Artwork ranging from woodwork to sculptures and from beadwork to printmaking will be for sale alongside free music, food and a “Texas-sized” steamroller printmaking competition.
Artists will include figures like Barbara German, whose art in places locally, such as Napa Flats and Charles Wallace, who has been featured in art galleries all over the United States.
Amanda Reynolds, the events and programs manager for Downtown Bryan, said the broad amount of art is what makes art fair appealing for everybody.
“There is very affordable art at the art fair and there’s very high end pieces at the art fair, so there’s really something for everybody,” Reynolds said. “If you’re an art collector you can come out and find that piece you’re looking for, and if you’re just looking to buy your first piece of art ever, there’s affordable art at art fair too.”

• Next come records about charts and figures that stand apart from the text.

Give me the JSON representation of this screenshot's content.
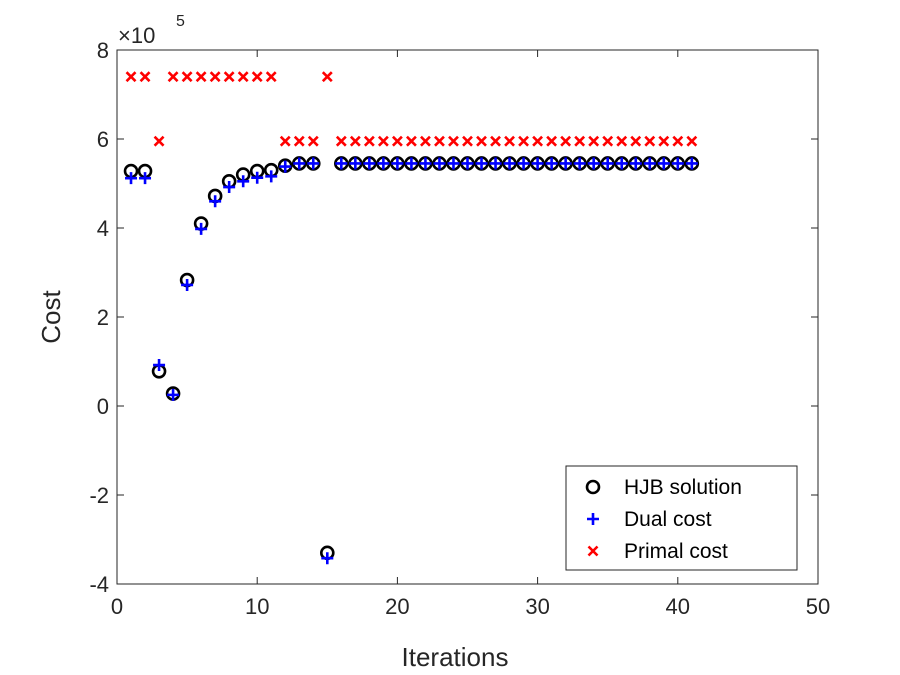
{
  "chart_data": {
    "type": "scatter",
    "title": "",
    "xlabel": "Iterations",
    "ylabel": "Cost",
    "xlim": [
      0,
      50
    ],
    "ylim": [
      -4,
      8
    ],
    "xticks": [
      "0",
      "10",
      "20",
      "30",
      "40",
      "50"
    ],
    "yticks": [
      "-4",
      "-2",
      "0",
      "2",
      "4",
      "6",
      "8"
    ],
    "y_multiplier": {
      "base": "×10",
      "exponent": "5"
    },
    "legend_position": "bottom-right",
    "grid": false,
    "series": [
      {
        "name": "HJB solution",
        "marker": "circle",
        "color": "#000000",
        "x": [
          1,
          2,
          3,
          4,
          5,
          6,
          7,
          8,
          9,
          10,
          11,
          12,
          13,
          14,
          15,
          16,
          17,
          18,
          19,
          20,
          21,
          22,
          23,
          24,
          25,
          26,
          27,
          28,
          29,
          30,
          31,
          32,
          33,
          34,
          35,
          36,
          37,
          38,
          39,
          40,
          41
        ],
        "y": [
          5.28,
          5.28,
          0.78,
          0.28,
          2.83,
          4.1,
          4.72,
          5.05,
          5.2,
          5.28,
          5.3,
          5.4,
          5.45,
          5.45,
          -3.3,
          5.45,
          5.45,
          5.45,
          5.45,
          5.45,
          5.45,
          5.45,
          5.45,
          5.45,
          5.45,
          5.45,
          5.45,
          5.45,
          5.45,
          5.45,
          5.45,
          5.45,
          5.45,
          5.45,
          5.45,
          5.45,
          5.45,
          5.45,
          5.45,
          5.45,
          5.45
        ]
      },
      {
        "name": "Dual cost",
        "marker": "plus",
        "color": "#0000ff",
        "x": [
          1,
          2,
          3,
          4,
          5,
          6,
          7,
          8,
          9,
          10,
          11,
          12,
          13,
          14,
          15,
          16,
          17,
          18,
          19,
          20,
          21,
          22,
          23,
          24,
          25,
          26,
          27,
          28,
          29,
          30,
          31,
          32,
          33,
          34,
          35,
          36,
          37,
          38,
          39,
          40,
          41
        ],
        "y": [
          5.12,
          5.12,
          0.92,
          0.25,
          2.72,
          3.98,
          4.6,
          4.92,
          5.05,
          5.13,
          5.16,
          5.38,
          5.45,
          5.45,
          -3.42,
          5.45,
          5.45,
          5.45,
          5.45,
          5.45,
          5.45,
          5.45,
          5.45,
          5.45,
          5.45,
          5.45,
          5.45,
          5.45,
          5.45,
          5.45,
          5.45,
          5.45,
          5.45,
          5.45,
          5.45,
          5.45,
          5.45,
          5.45,
          5.45,
          5.45,
          5.45
        ]
      },
      {
        "name": "Primal cost",
        "marker": "x",
        "color": "#ff0000",
        "x": [
          1,
          2,
          3,
          4,
          5,
          6,
          7,
          8,
          9,
          10,
          11,
          12,
          13,
          14,
          15,
          16,
          17,
          18,
          19,
          20,
          21,
          22,
          23,
          24,
          25,
          26,
          27,
          28,
          29,
          30,
          31,
          32,
          33,
          34,
          35,
          36,
          37,
          38,
          39,
          40,
          41
        ],
        "y": [
          7.4,
          7.4,
          5.95,
          7.4,
          7.4,
          7.4,
          7.4,
          7.4,
          7.4,
          7.4,
          7.4,
          5.95,
          5.95,
          5.95,
          7.4,
          5.95,
          5.95,
          5.95,
          5.95,
          5.95,
          5.95,
          5.95,
          5.95,
          5.95,
          5.95,
          5.95,
          5.95,
          5.95,
          5.95,
          5.95,
          5.95,
          5.95,
          5.95,
          5.95,
          5.95,
          5.95,
          5.95,
          5.95,
          5.95,
          5.95,
          5.95
        ]
      }
    ]
  }
}
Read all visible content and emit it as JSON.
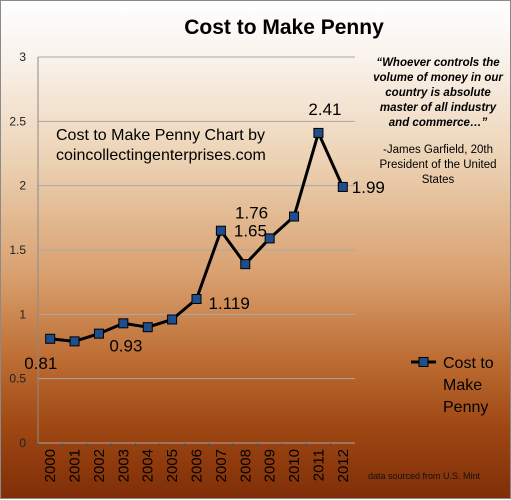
{
  "chart_data": {
    "type": "line",
    "title": "Cost to Make Penny",
    "x": [
      "2000",
      "2001",
      "2002",
      "2003",
      "2004",
      "2005",
      "2006",
      "2007",
      "2008",
      "2009",
      "2010",
      "2011",
      "2012"
    ],
    "series": [
      {
        "name": "Cost to Make Penny",
        "values": [
          0.81,
          0.79,
          0.85,
          0.93,
          0.9,
          0.96,
          1.119,
          1.65,
          1.39,
          1.59,
          1.76,
          2.41,
          1.99
        ]
      }
    ],
    "ylim": [
      0,
      3
    ],
    "yticks": [
      0,
      0.5,
      1,
      1.5,
      2,
      2.5,
      3
    ],
    "grid": true,
    "legend": "right",
    "data_labels": [
      {
        "index": 0,
        "text": "0.81"
      },
      {
        "index": 3,
        "text": "0.93"
      },
      {
        "index": 6,
        "text": "1.119"
      },
      {
        "index": 7,
        "text": "1.65"
      },
      {
        "index": 10,
        "text": "1.76"
      },
      {
        "index": 11,
        "text": "2.41"
      },
      {
        "index": 12,
        "text": "1.99"
      }
    ],
    "annotation_lines": [
      "Cost to Make Penny Chart by",
      "coincollectingenterprises.com"
    ],
    "legend_lines": [
      "Cost to",
      "Make",
      "Penny"
    ]
  },
  "quote": {
    "text_lines": [
      "“Whoever controls the",
      "volume of money in our",
      "country is absolute",
      "master of all industry",
      "and commerce…”"
    ],
    "attribution_lines": [
      "-James Garfield, 20th",
      "President of the United",
      "States"
    ]
  },
  "footer": "data sourced from U.S. Mint",
  "colors": {
    "line": "#000000",
    "marker": "#1f4e8c",
    "grid": "#a8a8a8"
  }
}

Committee member of the art fair and owner of The Purple Turtle art studio, Le Hale, said art enriches the community.
“If you see areas deficient in commerce, in academia, in anything you can look back and it will always come back to fine arts — their fine arts are missing,” Hale said. “People want to move to an area with creative thinkers and places with their creative outlets. Every other answer is at the touch of a button, but you can’t do that with creativity.”

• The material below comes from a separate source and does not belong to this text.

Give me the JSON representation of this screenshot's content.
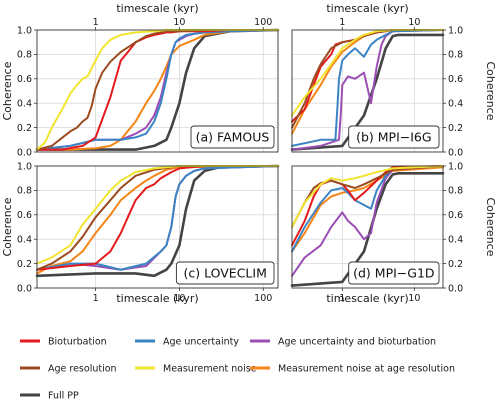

Kristy Petty, owner of The Village Café, and Greta Watkins, artist and frame gallery owner, started the Street & Art Fair in April 2009. Petty believes the fair has put an emphasis on the importance of local art and culture in the Bryan-College Station area.
“The festival idea for me was to train the B-CS area to buy art because there is not a lot of people who buy art here,” Petty said. “Artists have trouble thriving as just stand-alone artists in B-CS because there’s not a lot of people purchasing local art. They’ll buy things from Hobby Lobby and Kirklands and World Market all day long, spending the same amount of money because there’s some sort of safety in that — someone already said it’s good. I thought a fair would be another way to introduce our community to purchasing art.”
The fair is a Parents’ Weekend event. Singer-songwriters will perform throughout the event and there will be a kids section where children can make their own art pieces. The fair will be from 10 a.m. to 6 p.m. April 9. It will be located at the 200 block of W. 26th Street.